Bill Clinton ramps up attacks on Sanders as NH primary nears

Bill Clinton has transformed from grandfatherly statesman to attack dog in a matter of days, aggressively going after Bernie Sanders on the campaign trail as the Vermont senator poses a rising threat to Democratic front-runner Hillary Clinton's bid.

“When you’re making a revolution, you can’t be too careful about the facts,” Clinton said at a Milford, N.H., event Sunday, a swipe at Sanders’ call for political upheaval.

He followed up Monday at an event at Manchester Community College,  accusing Sanders of demonizing anyone who disagrees with him.

“We can’t get in a place where we’re so mad that we demonize anyone who is against us, where we can’t have an honest discussion about health care, where anyone who is on the other side is part of a mystical ‘establishment,’” Clinton said.

The tone marks an abrupt change from how the former president has conducted himself on the stump so far. Until this past weekend, his remarks largely were limited to talking about his wife’s biography, punctuated by tales of their dating life and how she has made everything she touches better.

But with New Hampshire's primary just days away and Sanders holding a strong lead, the former president's role has changed.

At Sunday’s event, Clinton painted Sanders as a foolhardy candidate whose proposals aren’t paid for and whose supporters include misogynists.

“People who have gone online to defend Hillary and explain why they supported her, have been subject to attacks that are literally too profane often, not to mention sexist, to repeat,” Clinton said.

Sanders has since disavowed such attacks against Clinton, saying “it's disgusting.”

On health care, Clinton accused Sanders of not having a plan that was properly accounted for.

“The New Hampshire I campaigned in really cared that you knew what you were doing, and how it was paid for,” Clinton said.

“For 20 years, Hillary’s opponent had a different plan, which he called single payer but it’s really 51 payer as states have to pay 14 percent of it,” Clinton said, before accusing Sanders of dropping the plan within 48 hours after he was questioned about it.

“Is [that] good for America? I don’t think so.” Clinton said.

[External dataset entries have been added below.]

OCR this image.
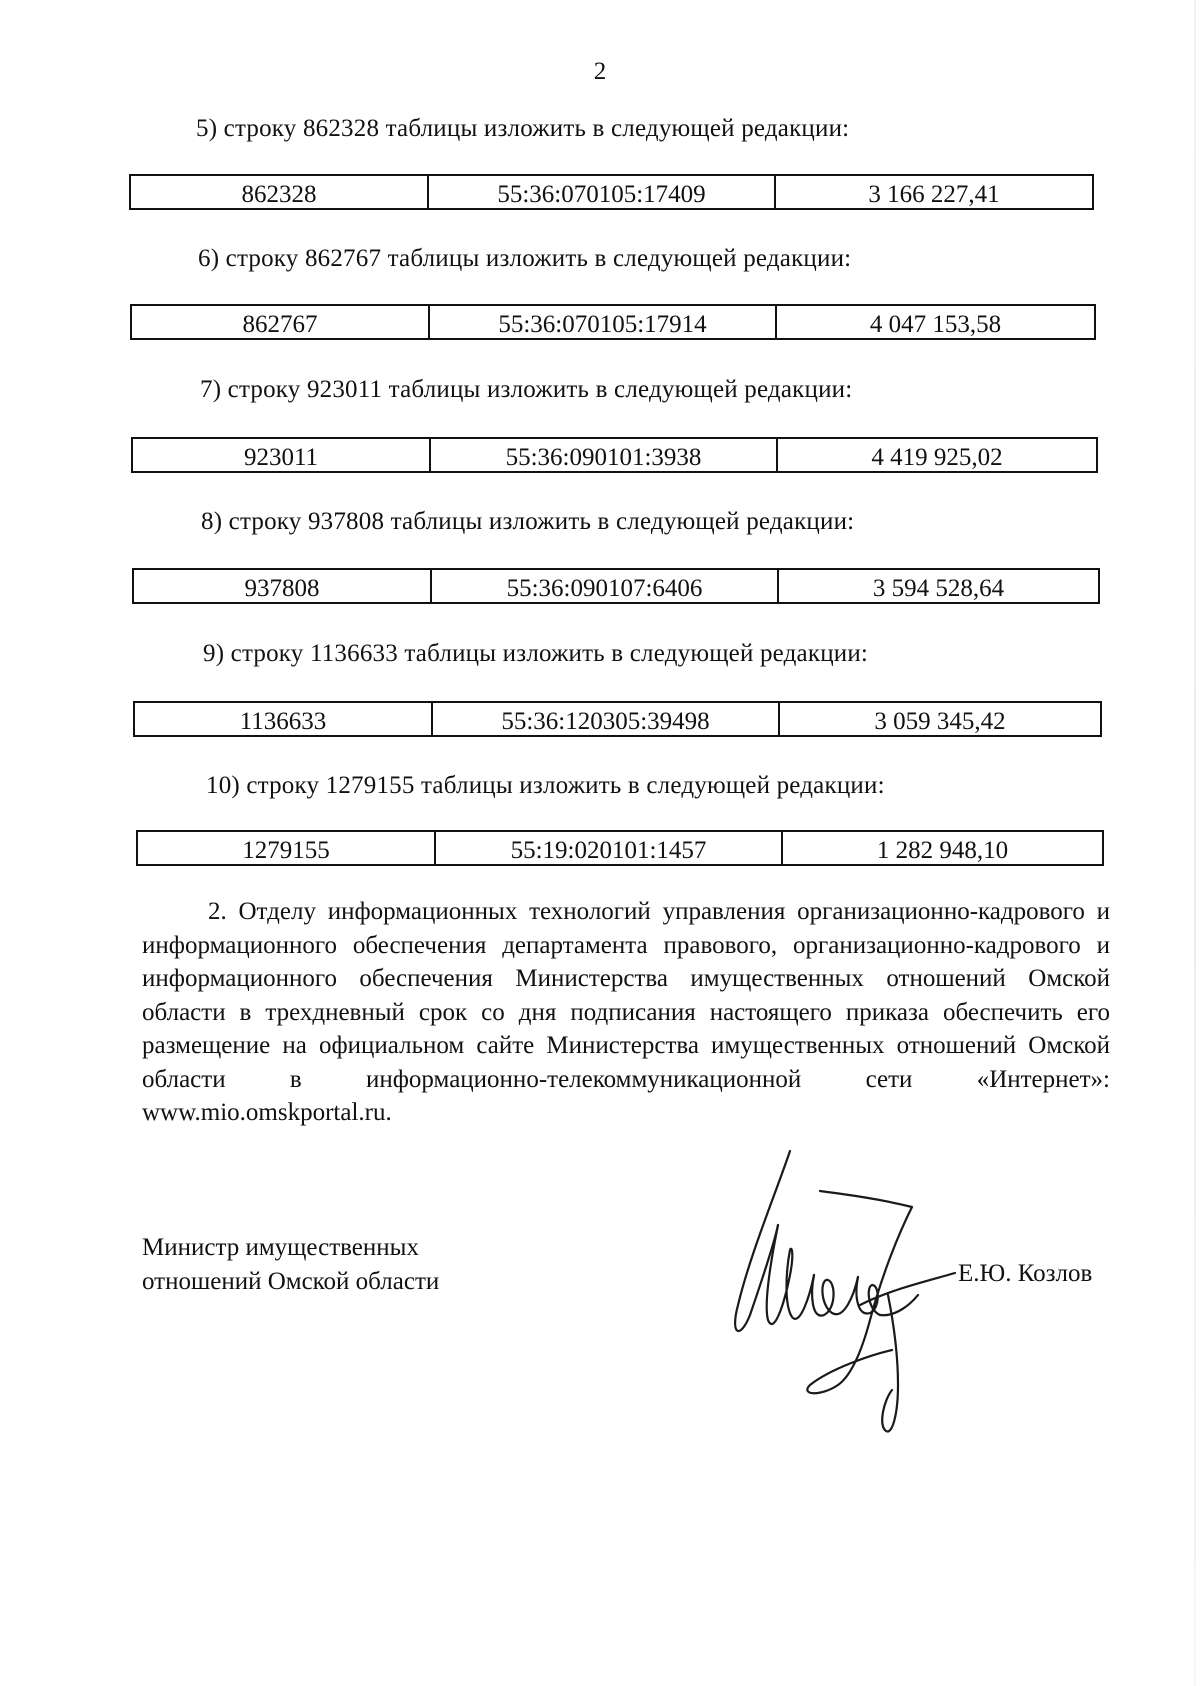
2
5) строку 862328 таблицы изложить в следующей редакции:
862328	55:36:070105:17409	3 166 227,41
6) строку 862767 таблицы изложить в следующей редакции:
862767	55:36:070105:17914	4 047 153,58
7) строку 923011 таблицы изложить в следующей редакции:
923011	55:36:090101:3938	4 419 925,02
8) строку 937808 таблицы изложить в следующей редакции:
937808	55:36:090107:6406	3 594 528,64
9) строку 1136633 таблицы изложить в следующей редакции:
1136633	55:36:120305:39498	3 059 345,42
10) строку 1279155 таблицы изложить в следующей редакции:
1279155	55:19:020101:1457	1 282 948,10
2. Отделу информационных технологий управления организационно-кадрового и информационного обеспечения департамента правового, организационно-кадрового и информационного обеспечения Министерства имущественных отношений Омской области в трехдневный срок со дня подписания настоящего приказа обеспечить его размещение на официальном сайте Министерства имущественных отношений Омской области в информационно-телекоммуникационной сети «Интернет»: www.mio.omskportal.ru.
Министр имущественных
отношений Омской области	Е.Ю. Козлов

Bill’s barbs have allowed the former secretary of state to take a softer stance against Sanders, telling supporters in Manchester that “Senator Sanders and I share a lot of the same goals,” before saying the difference between the two is the ability to get things done.

“I haven’t just talked, I haven’t just given speeches, I’ve passed legislation,” she said.

The former president’s latest barbs have echoes of 2008, when Clinton acted as attack dog against then-Sen. Barack Obama. Criticizing Obama’s claims on his Iraq war stance, Clinton called it the “biggest fairy tale” -- a put-down that was interpreted as a broad-brush slam on Obama’s quest to become the country’s first black president.

Later in South Carolina, Clinton got the name “hatchet man” for his attacks on Obama.